Penurunan ini terjadi setelah China mengumumkan akan menaikkan tarif sebesar 34 persen untuk semua produk asal Amerika Serikat mulai 10 April. Kebijakan ini merupakan balasan atas tarif yang sebelumnya diberlakukan oleh Presiden AS Donald Trump.
Ketegangan kedua raksasa ekonomi dunia jelas membuat para investor khawatir akan meningkatnya risiko resesi global.
Dikutip dari
Reuters, harga minyak mentah Brent sebagai acuan global turun sebesar 4,56 Dolar AS atau sekitar 6,5 persen menjadi 65,58 Dolar AS per barel. Sementara itu, minyak mentah West Texas Intermediate (WTI) AS turun 4,96 Dolar AS atau 7,4 persen menjadi 61,99 Dolar AS per barel.

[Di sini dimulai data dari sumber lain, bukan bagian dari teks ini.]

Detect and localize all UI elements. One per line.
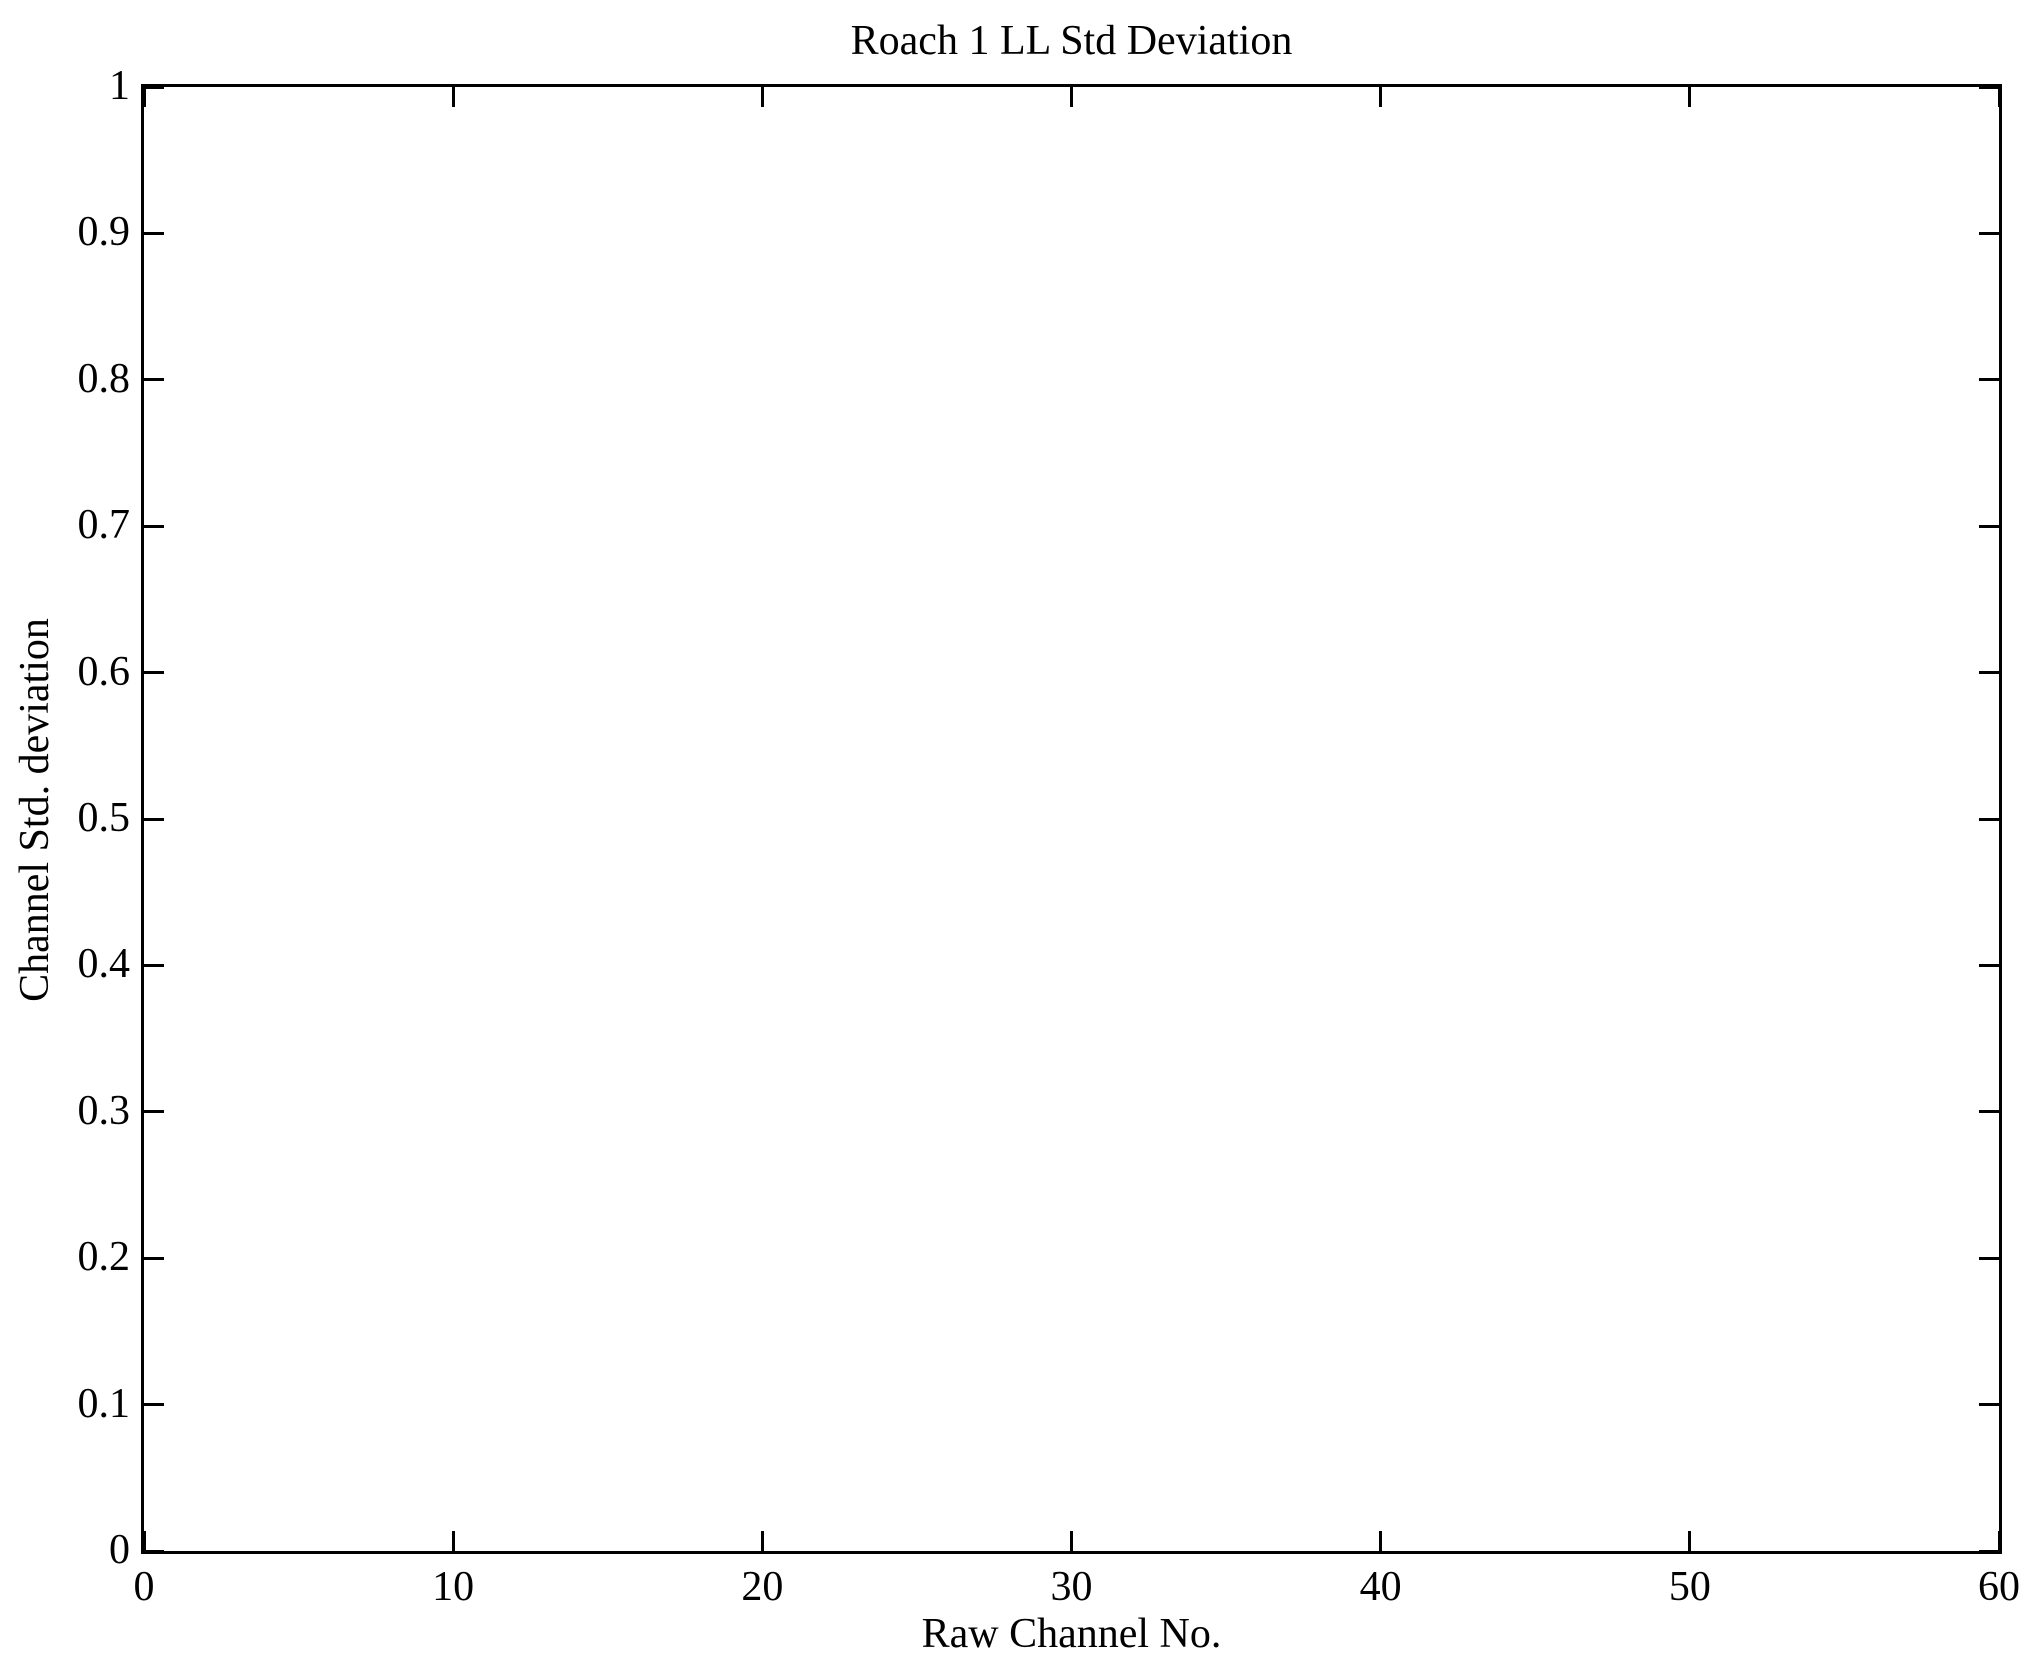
- x-tick-mark-top: [760, 87, 764, 107]
- y-tick-label: 1: [109, 63, 130, 109]
- y-tick-label: 0.6: [77, 648, 131, 695]
- y-tick-mark: [144, 85, 164, 89]
- y-tick-mark-right: [1979, 378, 1999, 382]
- x-tick-mark: [451, 1531, 455, 1551]
- x-tick-mark-top: [1379, 87, 1383, 107]
- y-tick-mark-right: [1979, 85, 1999, 89]
- x-tick-label: 20: [741, 1564, 784, 1610]
- y-tick-label: 0.2: [77, 1234, 131, 1281]
- y-tick-label: 0.8: [77, 355, 131, 402]
- y-tick-mark: [144, 963, 164, 967]
- y-tick-mark-right: [1979, 524, 1999, 528]
- y-tick-mark-right: [1979, 1256, 1999, 1260]
- y-tick-mark: [144, 1403, 164, 1407]
- x-tick-mark: [1997, 1531, 2001, 1551]
- y-tick-mark-right: [1979, 231, 1999, 235]
- x-tick-label: 30: [1050, 1564, 1093, 1610]
- y-tick-mark-right: [1979, 1549, 1999, 1553]
- x-tick-mark-top: [1688, 87, 1692, 107]
- y-tick-label: 0.9: [77, 209, 131, 256]
- y-tick-label: 0.5: [77, 795, 131, 841]
- y-tick-mark-right: [1979, 671, 1999, 675]
- y-tick-label: 0.3: [77, 1087, 131, 1134]
- y-tick-mark: [144, 1110, 164, 1114]
- x-tick-label: 60: [1978, 1564, 2020, 1610]
- y-tick-mark: [144, 817, 164, 821]
- x-tick-mark: [1379, 1531, 1383, 1551]
- x-tick-label: 50: [1668, 1564, 1711, 1610]
- y-tick-mark-right: [1979, 817, 1999, 821]
- y-tick-mark-right: [1979, 1110, 1999, 1114]
- y-tick-label: 0: [109, 1527, 130, 1573]
- y-tick-label: 0.7: [77, 502, 131, 549]
- y-tick-mark: [144, 524, 164, 528]
- y-axis-label: Channel Std. deviation: [12, 618, 58, 1002]
- x-tick-label: 40: [1359, 1564, 1402, 1610]
- x-tick-mark-top: [142, 87, 146, 107]
- x-tick-mark: [760, 1531, 764, 1551]
- y-tick-label: 0.4: [77, 941, 131, 988]
- x-tick-label: 0: [133, 1564, 155, 1610]
- y-tick-mark: [144, 378, 164, 382]
- x-tick-mark-top: [1997, 87, 2001, 107]
- y-tick-mark: [144, 1549, 164, 1553]
- x-tick-mark-top: [451, 87, 455, 107]
- x-tick-label: 10: [432, 1564, 475, 1610]
- y-tick-mark: [144, 231, 164, 235]
- x-tick-mark: [1688, 1531, 1692, 1551]
- y-tick-label: 0.1: [77, 1380, 131, 1427]
- x-axis-label: Raw Channel No.: [921, 1611, 1222, 1657]
- y-tick-mark-right: [1979, 963, 1999, 967]
- y-tick-mark: [144, 1256, 164, 1260]
- plot-area: [141, 84, 2002, 1554]
- x-tick-mark-top: [1070, 87, 1073, 107]
- y-tick-mark-right: [1979, 1403, 1999, 1407]
- chart-title: Roach 1 LL Std Deviation: [850, 18, 1293, 64]
- x-tick-mark: [142, 1531, 146, 1551]
- x-tick-mark: [1070, 1531, 1073, 1551]
- y-tick-mark: [144, 671, 164, 675]
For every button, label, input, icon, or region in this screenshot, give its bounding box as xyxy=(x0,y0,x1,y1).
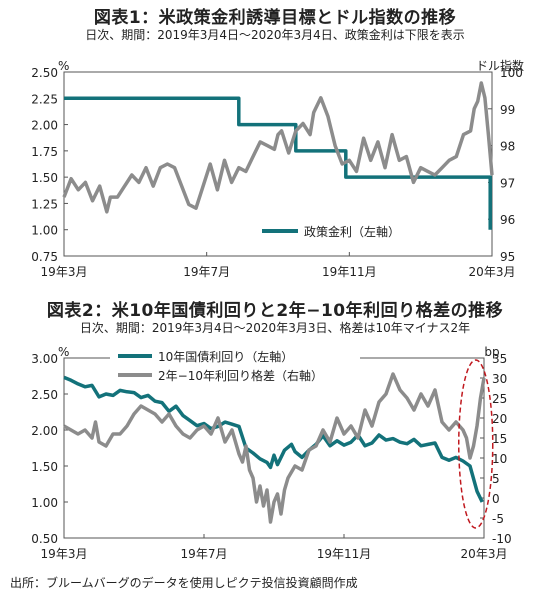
chart2-series-1-line xyxy=(63,372,486,524)
chart2-right-tick-label: 0 xyxy=(492,492,500,506)
chart1-left-tick-label: 1.25 xyxy=(31,197,58,211)
chart2-right-tick-label: 10 xyxy=(492,452,507,466)
chart2-x-tick-label: 20年3月 xyxy=(461,547,508,561)
chart2-left-tick-label: 1.00 xyxy=(31,496,58,510)
chart2-left-tick-label: 0.50 xyxy=(31,532,58,546)
chart1-right-tick-label: 99 xyxy=(500,103,515,117)
chart1-right-tick-label: 95 xyxy=(500,250,515,264)
chart2-right-tick-label: 25 xyxy=(492,392,507,406)
chart1-left-tick-label: 1.75 xyxy=(31,145,58,159)
chart2-left-tick-label: 2.50 xyxy=(31,388,58,402)
chart2-left-tick-label: 3.00 xyxy=(31,352,58,366)
chart2-right-tick-label: 30 xyxy=(492,372,507,386)
chart1-right-tick-label: 96 xyxy=(500,213,515,227)
chart2-x-tick-label: 19年3月 xyxy=(41,547,88,561)
chart2-left-unit: % xyxy=(58,345,69,359)
chart2-left-tick-label: 2.00 xyxy=(31,424,58,438)
chart1-right-tick-label: 97 xyxy=(500,176,515,190)
chart1-right-tick-label: 98 xyxy=(500,140,515,154)
chart2-highlight-ellipse xyxy=(458,359,494,529)
chart1-x-tick-label: 20年3月 xyxy=(469,265,516,279)
chart2: 3.00 2.50 2.00 1.50 1.00 0.50 35 30 25 20 15 10 5 0 -5… xyxy=(31,345,512,561)
source-note: 出所：ブルームバーグのデータを使用しピクテ投信投資顧問作成 xyxy=(10,576,358,590)
chart2-right-tick-label: -10 xyxy=(492,532,512,546)
chart1-right-unit: ドル指数 xyxy=(476,58,524,73)
chart1-x-tick-label: 19年7月 xyxy=(183,265,230,279)
chart1-title: 図表1：米政策金利誘導目標とドル指数の推移 xyxy=(93,8,457,28)
chart1-left-tick-label: 1.50 xyxy=(31,171,58,185)
chart1-left-tick-label: 0.75 xyxy=(31,250,58,264)
chart1-left-tick-label: 2.25 xyxy=(31,92,58,106)
chart1: 2.50 2.25 2.00 1.75 1.50 1.25 1.00 0.75 100 99 98 9… xyxy=(31,58,524,279)
chart2-left-tick-label: 1.50 xyxy=(31,460,58,474)
chart1-left-unit: % xyxy=(58,59,69,73)
chart2-right-tick-label: 15 xyxy=(492,432,507,446)
chart1-x-tick-label: 19年11月 xyxy=(322,265,377,279)
chart1-subtitle: 日次、期間：2019年3月4日～2020年3月4日、政策金利は下限を表示 xyxy=(85,28,465,42)
chart1-series-0-line xyxy=(64,96,492,230)
chart2-x-tick-label: 19年7月 xyxy=(181,547,228,561)
chart2-right-unit: bp xyxy=(484,345,499,359)
chart2-x-tick-label: 19年11月 xyxy=(317,547,372,561)
chart1-x-tick-label: 19年3月 xyxy=(41,265,88,279)
chart1-right-tick-label: 100 xyxy=(500,66,523,80)
chart1-series-1-line xyxy=(62,81,494,214)
chart1-left-tick-label: 2.50 xyxy=(31,66,58,80)
chart2-right-tick-label: -5 xyxy=(492,512,504,526)
chart2-legend-label-spread: 2年−10年利回り格差（右軸） xyxy=(158,368,323,383)
chart2-right-tick-label: 20 xyxy=(492,412,507,426)
chart1-left-tick-label: 2.00 xyxy=(31,119,58,133)
chart2-title: 図表2：米10年国債利回りと2年−10年利回り格差の推移 xyxy=(46,301,504,321)
chart1-legend-label-policy-rate: 政策金利（左軸） xyxy=(304,224,400,239)
chart2-legend-label-10y-yield: 10年国債利回り（左軸） xyxy=(158,349,293,364)
chart1-left-tick-label: 1.00 xyxy=(31,224,58,238)
chart2-right-tick-label: 5 xyxy=(492,472,500,486)
chart2-subtitle: 日次、期間：2019年3月4日～2020年3月3日、格差は10年マイナス2年 xyxy=(79,321,471,335)
chart2-series-0-line xyxy=(63,375,484,503)
chart2-right-tick-label: 35 xyxy=(492,352,507,366)
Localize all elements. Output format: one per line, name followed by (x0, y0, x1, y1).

Pada titik terendah perdagangan Brent sempat menyentuh 64,03 Dolar AS per barel, dan WTI turun hingga 60,45 Dolar AS — harga terendah dalam empat tahun terakhir.
Dalam sepekan, harga Brent turun 10,9 persen, menjadi penurunan mingguan terbesar dalam satu setengah tahun terakhir. Sedangkan WTI mencatat penurunan 10,6 persen, yang merupakan penurunan mingguan terbesar dalam dua tahun.
"Menurut saya, harga minyak saat ini sudah mendekati nilai wajarnya, setidaknya sampai ada gambaran yang lebih jelas tentang seberapa besar permintaan yang benar-benar menurun," kata Scott Shelton, pakar energi dari United ICAP.
Shelton juga memperkirakan harga WTI bisa turun ke kisaran pertengahan hingga akhir 50 Dolar AS per barel dalam waktu dekat, sambil mengingatkan bahwa permintaan global berpotensi terus melemah.
Tidak hanya minyak, harga komoditas lain seperti gas alam, kedelai, dan emas juga ikut turun. Pasar saham global pun mengalami penurunan tajam.
Bank investasi JPMorgan kini memperkirakan peluang terjadinya resesi ekonomi global meningkat menjadi 60 persen pada akhir tahun ini, naik dari perkiraan sebelumnya sebesar 40 persen.